I'm new in SPLUNK. Just wanted to ask for an advice :). Currently, I have 11,000 ticket data and I'm trying to filter the most common events/issues/words on it. I am trying the use of cluster, regex and lookup.
What do you think is the best approach for this?
Thank you in advance everyone. 🙂
Hi Skalli. You might want to have a play around with the these two apps.
NLP Text Analytics - https://splunkbase.splunk.com/app/4066/ - A collection of bits a pieces to do text analysis based around NLTK3.3 and Splunk's MLTK.
NLP Natural Language Toolkit - NLTK wrapper - https://splunkbase.splunk.com/app/4057/ - Another wrapper for some of the same python libraries for Natural Language Processing.
Should be able to get the job done, not sure how well at large scale but 11k records is not much.
Hey and welcome to the Splunk community. 🙂
First of all, the answers to your questions have a "depends" in it. If your data is in an easy structure to onboard, you might want to start reading and working through the docs: getting data in. After the data is onboarded correctly, the next thing would be to build field extractions based on the events. For this, you can use the field extractor. After you have built your fields, you can easily filter on those with something more simple like
index=yourIndex sourcetype=yourSourcetype |top your_desired_field1, field2 ....

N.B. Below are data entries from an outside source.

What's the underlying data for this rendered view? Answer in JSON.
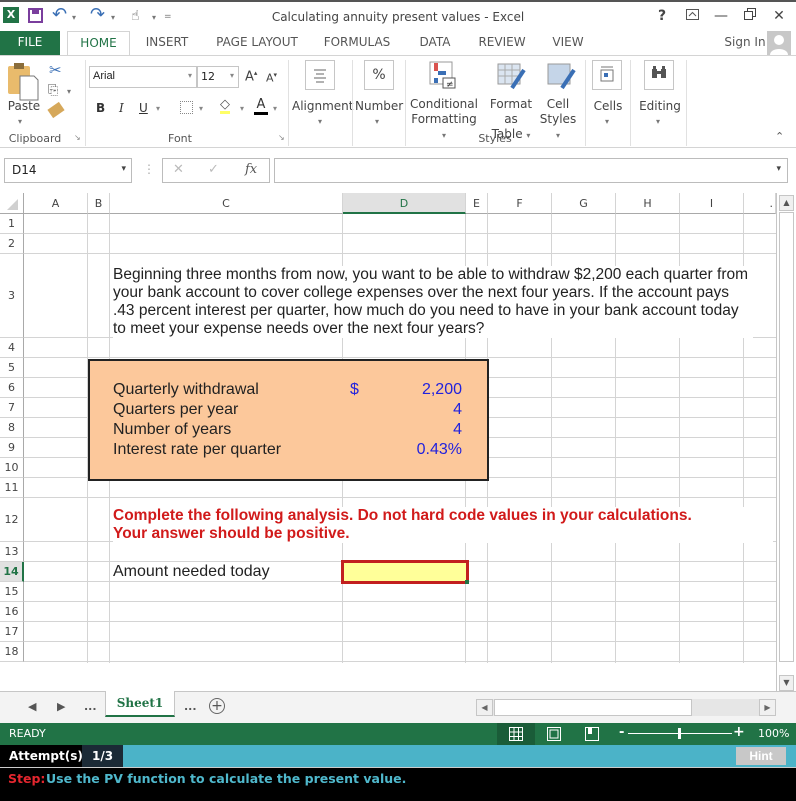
{
  "window": {
    "title": "Calculating annuity present values - Excel",
    "help": "?",
    "ribbon_display": "⊼",
    "minimize": "—",
    "restore": "🗗",
    "close": "✕"
  },
  "quick_access": {
    "excel_logo": "X",
    "save_icon": "💾",
    "undo_icon": "↶",
    "redo_icon": "↷",
    "touch_icon": "☝",
    "customize_icon": "="
  },
  "tabs": [
    {
      "label": "FILE"
    },
    {
      "label": "HOME"
    },
    {
      "label": "INSERT"
    },
    {
      "label": "PAGE LAYOUT"
    },
    {
      "label": "FORMULAS"
    },
    {
      "label": "DATA"
    },
    {
      "label": "REVIEW"
    },
    {
      "label": "VIEW"
    }
  ],
  "sign_in": "Sign In",
  "ribbon": {
    "clipboard": {
      "paste": "Paste",
      "group": "Clipboard"
    },
    "font": {
      "name": "Arial",
      "size": "12",
      "bold": "B",
      "italic": "I",
      "underline": "U",
      "group": "Font",
      "grow": "A",
      "shrink": "A",
      "font_color": "A"
    },
    "alignment": {
      "label": "Alignment"
    },
    "number": {
      "label": "Number",
      "icon": "%"
    },
    "styles": {
      "conditional_formatting": [
        "Conditional",
        "Formatting"
      ],
      "format_as_table": [
        "Format as",
        "Table"
      ],
      "cell_styles": [
        "Cell",
        "Styles"
      ],
      "group": "Styles"
    },
    "cells": {
      "label": "Cells"
    },
    "editing": {
      "label": "Editing"
    }
  },
  "formula_bar": {
    "name_box": "D14",
    "cancel": "✕",
    "enter": "✓",
    "fx": "fx",
    "formula": ""
  },
  "grid": {
    "columns": [
      "A",
      "B",
      "C",
      "D",
      "E",
      "F",
      "G",
      "H",
      "I",
      "."
    ],
    "selected_column": "D",
    "rows": [
      "1",
      "2",
      "3",
      "4",
      "5",
      "6",
      "7",
      "8",
      "9",
      "10",
      "11",
      "12",
      "13",
      "14",
      "15",
      "16",
      "17",
      "18"
    ],
    "selected_row": "14",
    "problem_text": "Beginning three months from now, you want to be able to withdraw $2,200 each quarter from your bank account to cover college expenses over the next four years. If the account pays .43 percent interest per quarter, how much do you need to have in your bank account today to meet your expense needs over the next four years?",
    "inputs": [
      {
        "label": "Quarterly withdrawal",
        "currency": "$",
        "value": "2,200"
      },
      {
        "label": "Quarters per year",
        "currency": "",
        "value": "4"
      },
      {
        "label": "Number of years",
        "currency": "",
        "value": "4"
      },
      {
        "label": "Interest rate per quarter",
        "currency": "",
        "value": "0.43%"
      }
    ],
    "instruction_line1": "Complete the following analysis. Do not hard code values in your calculations.",
    "instruction_line2": "Your answer should be positive.",
    "answer_label": "Amount needed today",
    "answer_value": ""
  },
  "sheets": {
    "prev": "◀",
    "next": "▶",
    "ellipsis_left": "...",
    "active": "Sheet1",
    "ellipsis_right": "...",
    "add": "+"
  },
  "status": {
    "ready": "READY",
    "zoom_minus": "-",
    "zoom_plus": "+",
    "zoom_level": "100%"
  },
  "attempt": {
    "label": "Attempt(s)",
    "count": "1/3",
    "hint": "Hint"
  },
  "step": {
    "prefix": "Step:",
    "text": "Use the PV function to calculate the present value."
  },
  "colors": {
    "excel_green": "#217346",
    "input_box": "#fcc89b",
    "answer_fill": "#ffff99",
    "answer_border": "#c21f1f",
    "instruction_red": "#d11a1a",
    "input_value_blue": "#2222dd",
    "attempt_bar": "#4bb3c8"
  }
}
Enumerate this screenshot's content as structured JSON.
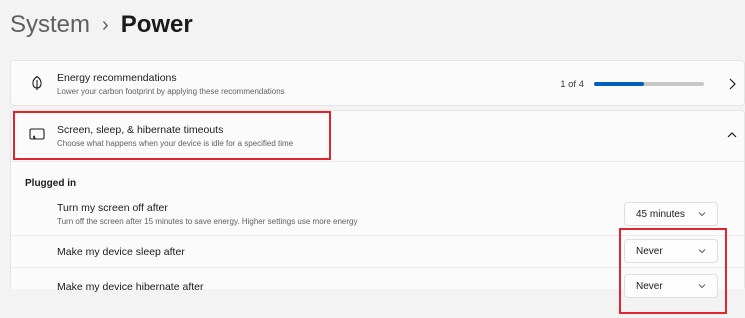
{
  "breadcrumb": {
    "parent": "System",
    "separator": "›",
    "current": "Power"
  },
  "energy": {
    "title": "Energy recommendations",
    "subtitle": "Lower your carbon footprint by applying these recommendations",
    "progress_text": "1 of 4",
    "progress_value": 0.45,
    "icon": "leaf-icon",
    "action_icon": "chevron-right-icon"
  },
  "timeouts": {
    "title": "Screen, sleep, & hibernate timeouts",
    "subtitle": "Choose what happens when your device is idle for a specified time",
    "icon": "screen-sleep-icon",
    "toggle_icon": "chevron-up-icon",
    "section_label": "Plugged in",
    "rows": [
      {
        "title": "Turn my screen off after",
        "subtitle": "Turn off the screen after 15 minutes to save energy. Higher settings use more energy",
        "value": "45 minutes"
      },
      {
        "title": "Make my device sleep after",
        "value": "Never"
      },
      {
        "title": "Make my device hibernate after",
        "value": "Never"
      }
    ]
  },
  "colors": {
    "accent": "#005fb8",
    "highlight_box": "#e0262c",
    "background": "#f3f3f3"
  }
}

Hi Skalli! thank you for your answer. It was not a simple unfortunately.. 😞 I'll give a sample data below:
Can you please reset my password?
Password Reset request
Unable to open my account
Please help! Can't access my account.
Can't connect to Wifi
Reset my Password
... and so on.
I wanted to automatically filter the 11,000 data on what is the most frequent words. thanks 🙂